級聯網絡在肝臟腫瘤中一般有兩種情形:a)前一個網絡分割肝臟,后一個網絡分割腫瘤;b)前一個網絡粗分割,后一個網絡精細分割。Budak等人[77]提出了深度編碼—解碼卷積神經網絡(deep encoder-decoder convolutional neural networks,EDCNN),其中第一個EDCNN分割肝臟,第二個在分割出的肝臟區域內分割腫瘤。Christ等人[78]提出了一種級聯全卷積神經網絡(cascaded fully convolutional neural networks,CFCN)用于在CT和MRI中分割肝臟,前一個FCN分割肝臟,后一個FCN在肝臟RoI區域內分割腫瘤,并使用3D CRF來細化分割結果。李淵強等人[79]基于卷積神經網絡提出了一個級聯式分割方法,由兩個分割網絡組成,前一個網絡進行肝臟的粗分割,后一個網絡進行腫瘤的精細分割。Roth等人[80]提出了一種由粗到細的兩階段分割方法,首先使用3D FCN粗略地定位RoI,然后將第一個3D FCN的輸出作為第二個3D FCN的輸入,使得第二個3D FCN需要分類的范圍減少到10%,讓第二個3D FCN更關注邊緣和細節的分割。Rafiei等人[81]提出一個從3D到2D的全卷積神經網絡用于肝臟分割,首先使用一個3D FCN來獲取CT圖像的肝臟三維表面,再使用2D FCN對單個切片進行分割,最后利用3D CRF模型優化分割結果。Tang等人[82]提出了一種兩階段肝臟分割模型DSL,首先使用Faster R-CNN確定肝臟大致區域,然后使用DeepLab進一步分割肝臟。Jiang等人[83]提出了一個結合軟和硬注意力機制以及長短跳躍連接的注意力混合連接網絡(attention hybrid connection network,AHCNet),第一次將注意力機制用于肝臟腫瘤分割,證明了注意力機制醫學圖像分割的有效性,同時提出了一個基于肝臟定位網絡、肝臟分割網絡和腫瘤分割網絡的級聯網絡。劉一鳴等人[84]提出了一種基于特征融合的分割方法,其中網絡結構基于U-Net,在跳躍連接部分加入空間注意力機制和通道注意力機制,并將兩個注意力機制的輸出進行特征融合。Zhang等人[85]提出了SequentialSegNet用于多器官分割,該網絡充分結合了CT圖像片內和片間特征,有效地提高了大尺寸和小尺寸器官的分割性能。Drozdzal等人[86]提出了一個結合FCN和全卷積殘差網絡(fully convolutional residual networks,FC-ResNet)的結構,該網絡將FCN用做預處理來規范輸入數據,然后使用FC-ResNet來完善分割。

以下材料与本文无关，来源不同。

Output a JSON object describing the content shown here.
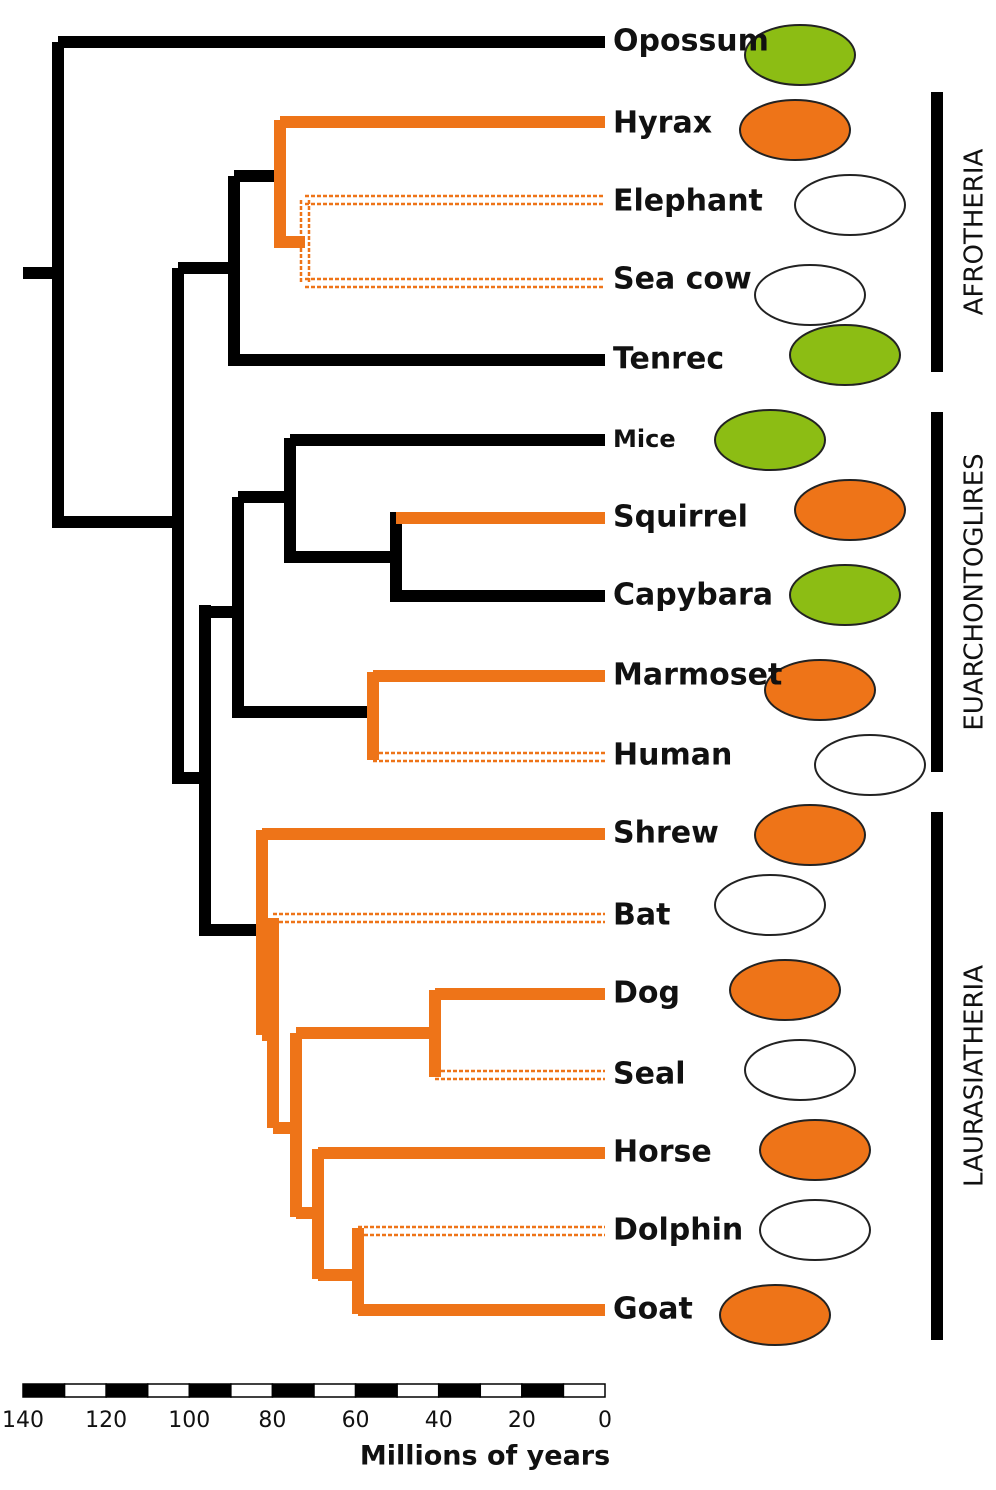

多路徑網絡是將多個網絡并行執行。Li等人[87]提出了一種新穎的H-DenseUNet雙路徑網絡,包括一個用于提取片內特征的2D DenseUNet和一個提取上下文信息的3D DenseUNet。Abdalla等人[88]利用深度學習混合網絡,融合從2D和3D DenseUNet中提取的特征來提高算法的整體性能,通過對RoI進行操作,分別提取片內和片間特征,實現了較為精準的分割。Vorontsov等人[89]使用兩個并行的基于U-Net的網絡,一起進行端到端的訓練,通過使用跳躍連接達到競爭的效果。Isola等人[90]設計了一種可以適應數據集的框架,該框架由一個2D U-Net、一個3D U-Net以及兩個級聯的3D U-Net組成,整體過程是由粗分割到細分割的過程。Xi等人[91]提出了一個同時分割肝臟和病變的雙路徑網絡U-ResNet,并通過該網絡研究了加權交叉熵(WCE)、Dice損失(DL)、加權Dice損失(WDL)、Teversky損失(TL)以及加權Teversky損失(WTL)五個損失函數的性能。Meng等人[92]提出了一個三維雙路徑卷積神經網絡(three-dimensional dual path multiscale convolutional neural network,TDP-CNN),很好地將局部特征與全局上下文信息融合,并對TDP-CNN的分割結果使用CRF進行細化。上述方法的部分肝臟和腫瘤分割結果如表5所示,表中所有數據均來自對應方法的文獻。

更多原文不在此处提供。